Plotting engine oil temperature against vehicle velocity makes the correlation between the two metrics more apparent:

In [43]:

plot = sns.scatterplot(
    x='VehicleSpeed',
    y='OilTemperature1',
    data=temperature_1,
    color='blue',
    alpha=.1
);
plot.axes.set_ylim(0., 110.);

Engine 2 - unhealthy¶

Let's look at velocity and engine oil temperature for vehicle 2 (where I deliberately introduce an anomaly between 5000 and 5500 seconds of the trace).

You'll notice a spike in engine oil temperature which indicates unhealthy behavior of the vehicle's engine:

In [27]:

temperature_2 = table_driver_2[['VehicleSpeed', 'OilTemperature1']].copy()
temperature_2.loc[5000:5500, 'OilTemperature1'] *= 1.15

sns.relplot(
    x='index',
    y='value',
    hue='channel',
    kind='line',
    data=temperature_2.reset_index().melt(id_vars='index', var_name='channel')
);

In [42]:

plot = sns.scatterplot(
    x='VehicleSpeed',
    y='OilTemperature1',
    data=temperature_2,
    color='blue',
    alpha=.1
);
plot.axes.set_ylim(0., 140.);

Anomaly detection algorithm: learn what observations to expect to recognize anomalies¶

Let's look at the visual distribution of engine oil temperature and velocity again and directly compare vehicle 1 with vehicle 2.

In [46]:

temperature_1['vehicle'] = 'vehicle 1'
temperature_2['vehicle'] = 'vehicle 2'
combined = pd.concat([temperature_1, temperature_2], axis=0, sort=True)

plot = sns.scatterplot(
    x='VehicleSpeed',
    y='OilTemperature1',
    data=combined,
    hue='vehicle',
    alpha=.1
);
plot.axes.set_ylim(0., 140.);

You'll notice that the engine oil temperature of vehicle 2 tends to be higher than of vehicle 1 and vehicle 2 shows an island of high engine oil temperature separated from the bulk of data points.

We can use this by modelling the distribution of value pairs velocity and oil temperature that we would usually expect to observe.

Let's model the expected distribution of data points with a model called Gaussian mixture models.
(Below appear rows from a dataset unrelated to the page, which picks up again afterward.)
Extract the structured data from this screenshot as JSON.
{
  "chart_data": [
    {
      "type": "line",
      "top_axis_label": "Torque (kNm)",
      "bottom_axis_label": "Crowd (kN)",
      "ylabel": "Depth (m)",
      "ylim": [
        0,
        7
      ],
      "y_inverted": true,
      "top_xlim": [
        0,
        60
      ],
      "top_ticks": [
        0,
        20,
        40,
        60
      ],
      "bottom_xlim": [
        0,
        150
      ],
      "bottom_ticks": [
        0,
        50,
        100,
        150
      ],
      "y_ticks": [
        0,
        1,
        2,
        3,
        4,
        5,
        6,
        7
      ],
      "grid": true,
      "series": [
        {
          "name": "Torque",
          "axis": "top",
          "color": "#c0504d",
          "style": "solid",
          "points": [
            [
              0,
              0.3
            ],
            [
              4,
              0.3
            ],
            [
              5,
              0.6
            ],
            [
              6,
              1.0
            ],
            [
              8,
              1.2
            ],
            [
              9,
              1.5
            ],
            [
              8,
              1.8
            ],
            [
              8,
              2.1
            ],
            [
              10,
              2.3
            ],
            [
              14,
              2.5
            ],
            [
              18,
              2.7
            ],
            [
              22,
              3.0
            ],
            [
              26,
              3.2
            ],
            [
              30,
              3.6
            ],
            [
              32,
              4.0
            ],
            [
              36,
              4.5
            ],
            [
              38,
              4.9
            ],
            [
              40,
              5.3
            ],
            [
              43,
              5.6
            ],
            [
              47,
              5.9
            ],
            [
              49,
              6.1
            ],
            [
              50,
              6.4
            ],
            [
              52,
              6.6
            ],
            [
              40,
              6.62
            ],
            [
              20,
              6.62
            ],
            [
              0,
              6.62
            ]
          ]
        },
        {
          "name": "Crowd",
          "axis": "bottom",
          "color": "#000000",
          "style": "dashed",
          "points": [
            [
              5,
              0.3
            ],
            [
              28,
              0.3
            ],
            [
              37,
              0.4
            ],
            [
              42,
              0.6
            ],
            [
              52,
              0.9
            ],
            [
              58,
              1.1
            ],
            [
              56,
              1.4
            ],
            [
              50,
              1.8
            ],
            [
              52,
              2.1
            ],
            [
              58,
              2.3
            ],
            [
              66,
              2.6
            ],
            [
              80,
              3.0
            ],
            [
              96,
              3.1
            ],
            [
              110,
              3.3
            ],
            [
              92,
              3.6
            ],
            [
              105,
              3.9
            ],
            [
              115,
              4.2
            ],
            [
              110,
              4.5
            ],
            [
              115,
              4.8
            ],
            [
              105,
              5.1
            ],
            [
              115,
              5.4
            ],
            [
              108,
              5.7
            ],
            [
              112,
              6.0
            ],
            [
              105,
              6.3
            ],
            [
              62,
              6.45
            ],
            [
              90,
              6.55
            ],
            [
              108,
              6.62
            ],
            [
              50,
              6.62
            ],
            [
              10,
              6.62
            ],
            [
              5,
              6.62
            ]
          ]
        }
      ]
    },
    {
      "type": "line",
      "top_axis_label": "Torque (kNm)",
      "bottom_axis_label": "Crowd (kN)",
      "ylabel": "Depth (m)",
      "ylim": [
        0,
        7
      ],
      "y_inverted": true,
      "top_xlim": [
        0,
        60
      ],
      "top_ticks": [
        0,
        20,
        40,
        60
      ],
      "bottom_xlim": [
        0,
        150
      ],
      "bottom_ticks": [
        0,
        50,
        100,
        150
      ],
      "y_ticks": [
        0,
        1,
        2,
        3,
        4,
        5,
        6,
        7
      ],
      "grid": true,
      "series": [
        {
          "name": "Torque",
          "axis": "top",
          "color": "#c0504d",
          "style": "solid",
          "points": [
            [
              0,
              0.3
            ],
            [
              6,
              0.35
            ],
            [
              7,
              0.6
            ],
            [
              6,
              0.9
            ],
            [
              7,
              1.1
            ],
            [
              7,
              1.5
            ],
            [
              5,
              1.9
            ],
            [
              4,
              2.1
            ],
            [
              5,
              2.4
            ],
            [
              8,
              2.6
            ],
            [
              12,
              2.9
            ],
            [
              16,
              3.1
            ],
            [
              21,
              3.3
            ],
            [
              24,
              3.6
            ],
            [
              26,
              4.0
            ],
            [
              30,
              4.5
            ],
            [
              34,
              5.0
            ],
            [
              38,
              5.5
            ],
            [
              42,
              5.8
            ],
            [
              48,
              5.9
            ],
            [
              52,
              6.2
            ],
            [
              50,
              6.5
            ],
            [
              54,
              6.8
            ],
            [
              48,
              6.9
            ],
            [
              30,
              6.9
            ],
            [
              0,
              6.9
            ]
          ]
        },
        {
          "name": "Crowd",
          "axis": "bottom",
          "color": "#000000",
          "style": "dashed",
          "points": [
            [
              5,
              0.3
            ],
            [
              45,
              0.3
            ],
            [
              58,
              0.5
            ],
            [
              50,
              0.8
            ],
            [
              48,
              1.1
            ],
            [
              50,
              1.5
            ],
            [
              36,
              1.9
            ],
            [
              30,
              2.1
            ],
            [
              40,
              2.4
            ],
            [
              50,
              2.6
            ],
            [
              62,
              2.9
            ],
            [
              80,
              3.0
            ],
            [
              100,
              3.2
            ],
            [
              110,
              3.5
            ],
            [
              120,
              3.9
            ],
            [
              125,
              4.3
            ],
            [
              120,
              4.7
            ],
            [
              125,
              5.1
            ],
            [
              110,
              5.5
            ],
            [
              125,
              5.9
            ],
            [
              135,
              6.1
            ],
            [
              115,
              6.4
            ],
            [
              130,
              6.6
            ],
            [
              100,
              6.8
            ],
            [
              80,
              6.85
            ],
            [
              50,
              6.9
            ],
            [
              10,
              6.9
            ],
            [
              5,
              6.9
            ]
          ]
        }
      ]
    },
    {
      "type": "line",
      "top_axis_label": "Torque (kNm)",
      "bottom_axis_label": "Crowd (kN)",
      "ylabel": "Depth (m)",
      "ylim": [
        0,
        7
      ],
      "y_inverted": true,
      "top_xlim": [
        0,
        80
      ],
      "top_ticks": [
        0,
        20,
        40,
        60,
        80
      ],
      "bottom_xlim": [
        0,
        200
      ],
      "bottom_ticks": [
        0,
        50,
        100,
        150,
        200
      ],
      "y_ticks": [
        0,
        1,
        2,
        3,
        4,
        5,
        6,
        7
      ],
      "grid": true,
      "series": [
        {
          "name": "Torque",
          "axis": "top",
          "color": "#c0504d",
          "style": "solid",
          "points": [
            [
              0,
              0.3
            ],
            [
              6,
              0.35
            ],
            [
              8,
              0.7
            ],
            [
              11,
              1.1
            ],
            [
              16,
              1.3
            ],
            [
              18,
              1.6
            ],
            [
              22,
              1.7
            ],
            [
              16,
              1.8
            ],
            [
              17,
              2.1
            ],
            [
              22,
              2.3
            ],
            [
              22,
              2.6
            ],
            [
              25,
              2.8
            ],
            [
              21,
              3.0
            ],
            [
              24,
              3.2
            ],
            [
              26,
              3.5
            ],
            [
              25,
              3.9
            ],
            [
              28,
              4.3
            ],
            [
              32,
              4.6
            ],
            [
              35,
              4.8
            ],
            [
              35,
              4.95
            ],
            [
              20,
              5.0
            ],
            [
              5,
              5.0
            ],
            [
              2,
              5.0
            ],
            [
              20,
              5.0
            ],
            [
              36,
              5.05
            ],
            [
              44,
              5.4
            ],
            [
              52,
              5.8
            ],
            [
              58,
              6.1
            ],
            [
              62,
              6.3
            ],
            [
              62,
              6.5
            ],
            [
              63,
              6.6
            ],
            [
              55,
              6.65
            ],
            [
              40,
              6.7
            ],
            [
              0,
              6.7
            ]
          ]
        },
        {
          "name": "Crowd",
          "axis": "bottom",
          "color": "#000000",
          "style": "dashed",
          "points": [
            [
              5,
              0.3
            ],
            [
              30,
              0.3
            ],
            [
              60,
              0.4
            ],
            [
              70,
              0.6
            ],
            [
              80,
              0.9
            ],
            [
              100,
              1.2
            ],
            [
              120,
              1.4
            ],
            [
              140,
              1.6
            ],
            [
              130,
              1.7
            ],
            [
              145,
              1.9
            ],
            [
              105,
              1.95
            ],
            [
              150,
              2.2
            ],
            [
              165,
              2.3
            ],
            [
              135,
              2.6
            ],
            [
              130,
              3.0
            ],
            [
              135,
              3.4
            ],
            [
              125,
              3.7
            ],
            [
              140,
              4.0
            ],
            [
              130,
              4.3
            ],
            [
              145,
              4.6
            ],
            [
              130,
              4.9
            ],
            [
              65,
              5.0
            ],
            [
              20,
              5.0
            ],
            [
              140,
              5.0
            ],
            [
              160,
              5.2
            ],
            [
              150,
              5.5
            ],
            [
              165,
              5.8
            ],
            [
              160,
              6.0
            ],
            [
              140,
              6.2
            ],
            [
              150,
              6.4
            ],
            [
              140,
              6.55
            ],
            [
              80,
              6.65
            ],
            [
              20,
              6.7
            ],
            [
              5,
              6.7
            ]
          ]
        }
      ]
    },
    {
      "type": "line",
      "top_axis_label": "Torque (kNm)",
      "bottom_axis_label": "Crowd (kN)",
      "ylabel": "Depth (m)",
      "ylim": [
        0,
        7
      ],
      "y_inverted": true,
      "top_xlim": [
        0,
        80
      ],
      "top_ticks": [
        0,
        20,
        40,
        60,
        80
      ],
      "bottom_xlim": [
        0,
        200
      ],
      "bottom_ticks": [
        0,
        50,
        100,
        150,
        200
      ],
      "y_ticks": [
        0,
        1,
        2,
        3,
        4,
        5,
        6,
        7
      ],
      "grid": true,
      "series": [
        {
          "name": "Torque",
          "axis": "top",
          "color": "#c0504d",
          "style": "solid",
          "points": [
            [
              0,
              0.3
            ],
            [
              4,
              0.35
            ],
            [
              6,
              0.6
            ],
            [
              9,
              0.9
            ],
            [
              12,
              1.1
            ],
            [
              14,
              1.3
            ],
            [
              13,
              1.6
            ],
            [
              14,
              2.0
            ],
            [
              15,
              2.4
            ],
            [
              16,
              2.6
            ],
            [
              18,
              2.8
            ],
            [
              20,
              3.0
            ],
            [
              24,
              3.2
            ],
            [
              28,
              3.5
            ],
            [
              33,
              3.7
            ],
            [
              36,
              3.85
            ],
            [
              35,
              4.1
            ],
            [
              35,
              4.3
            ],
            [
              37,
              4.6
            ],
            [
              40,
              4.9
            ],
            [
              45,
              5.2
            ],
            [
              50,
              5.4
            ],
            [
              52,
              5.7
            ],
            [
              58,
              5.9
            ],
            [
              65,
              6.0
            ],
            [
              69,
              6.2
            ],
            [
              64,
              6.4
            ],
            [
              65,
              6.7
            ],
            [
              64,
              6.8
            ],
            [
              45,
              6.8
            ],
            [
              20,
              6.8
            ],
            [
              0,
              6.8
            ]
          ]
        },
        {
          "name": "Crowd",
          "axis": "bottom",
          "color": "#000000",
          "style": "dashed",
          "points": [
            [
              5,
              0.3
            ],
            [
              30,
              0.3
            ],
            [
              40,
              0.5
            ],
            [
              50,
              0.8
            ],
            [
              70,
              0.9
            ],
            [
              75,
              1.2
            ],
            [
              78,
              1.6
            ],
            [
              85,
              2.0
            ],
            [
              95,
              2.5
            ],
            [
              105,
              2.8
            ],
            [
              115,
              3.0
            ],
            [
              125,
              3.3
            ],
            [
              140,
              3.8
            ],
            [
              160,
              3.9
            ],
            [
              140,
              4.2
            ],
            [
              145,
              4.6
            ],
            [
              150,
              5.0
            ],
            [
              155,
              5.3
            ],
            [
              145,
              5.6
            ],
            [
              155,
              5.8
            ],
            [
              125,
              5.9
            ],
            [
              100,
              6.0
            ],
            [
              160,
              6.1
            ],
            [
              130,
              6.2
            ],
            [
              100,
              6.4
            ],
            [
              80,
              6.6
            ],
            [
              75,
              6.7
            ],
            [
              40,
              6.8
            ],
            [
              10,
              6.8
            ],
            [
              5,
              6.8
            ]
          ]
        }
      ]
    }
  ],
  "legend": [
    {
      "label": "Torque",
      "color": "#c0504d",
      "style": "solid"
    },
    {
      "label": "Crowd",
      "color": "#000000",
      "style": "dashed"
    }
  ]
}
This model fits a set of Gaussian distributions to the distribution of value pairs we observed for vehicle 1 - thus defining what a healthy distribution of values looks like.

In [0]:

model = GaussianMixture(n_components=4)

In [17]:

model.fit(temperature_1[['VehicleSpeed', 'OilTemperature1']])

Out[17]:

GaussianMixture(covariance_type='full', init_params='kmeans', max_iter=100,
                means_init=None, n_components=4, n_init=1, precisions_init=None,
                random_state=None, reg_covar=1e-06, tol=0.001, verbose=0,
                verbose_interval=10, warm_start=False, weights_init=None)

After training our model on the observations for vehicle 1, let's score the likelihood of observing each observation we have on vehicle 2:

In [0]:

temperature_2['health_score'] = model.score_samples(temperature_2[['VehicleSpeed', 'OilTemperature1']])

In [31]:

sns.relplot(
    x='index',
    y='value',
    hue='metric',
    kind='line',
    data=temperature_2[['OilTemperature1', 'health_score']].reset_index().melt(id_vars='index', var_name='metric')
);  

To clarify what we did here: We learned what a healthy distribution of vehicle velocity and engine oil temperature looks like based on data from vehicle 1 and applied this model to data from vehicle 2.

Looking at the health score we compute for vehicle 2 we notice that our health score drops markdely between 5000 and 5500 seconds into our CAN bus trace - exactly where oil temperature spikes unhealthily.

While we would need to do a lot more validation and model calibration before we could use this approach in a live environment, we can already see the potential of this approach.

With this approach we can start devising data-driven products and services for smart telematics and smart maintenance applications.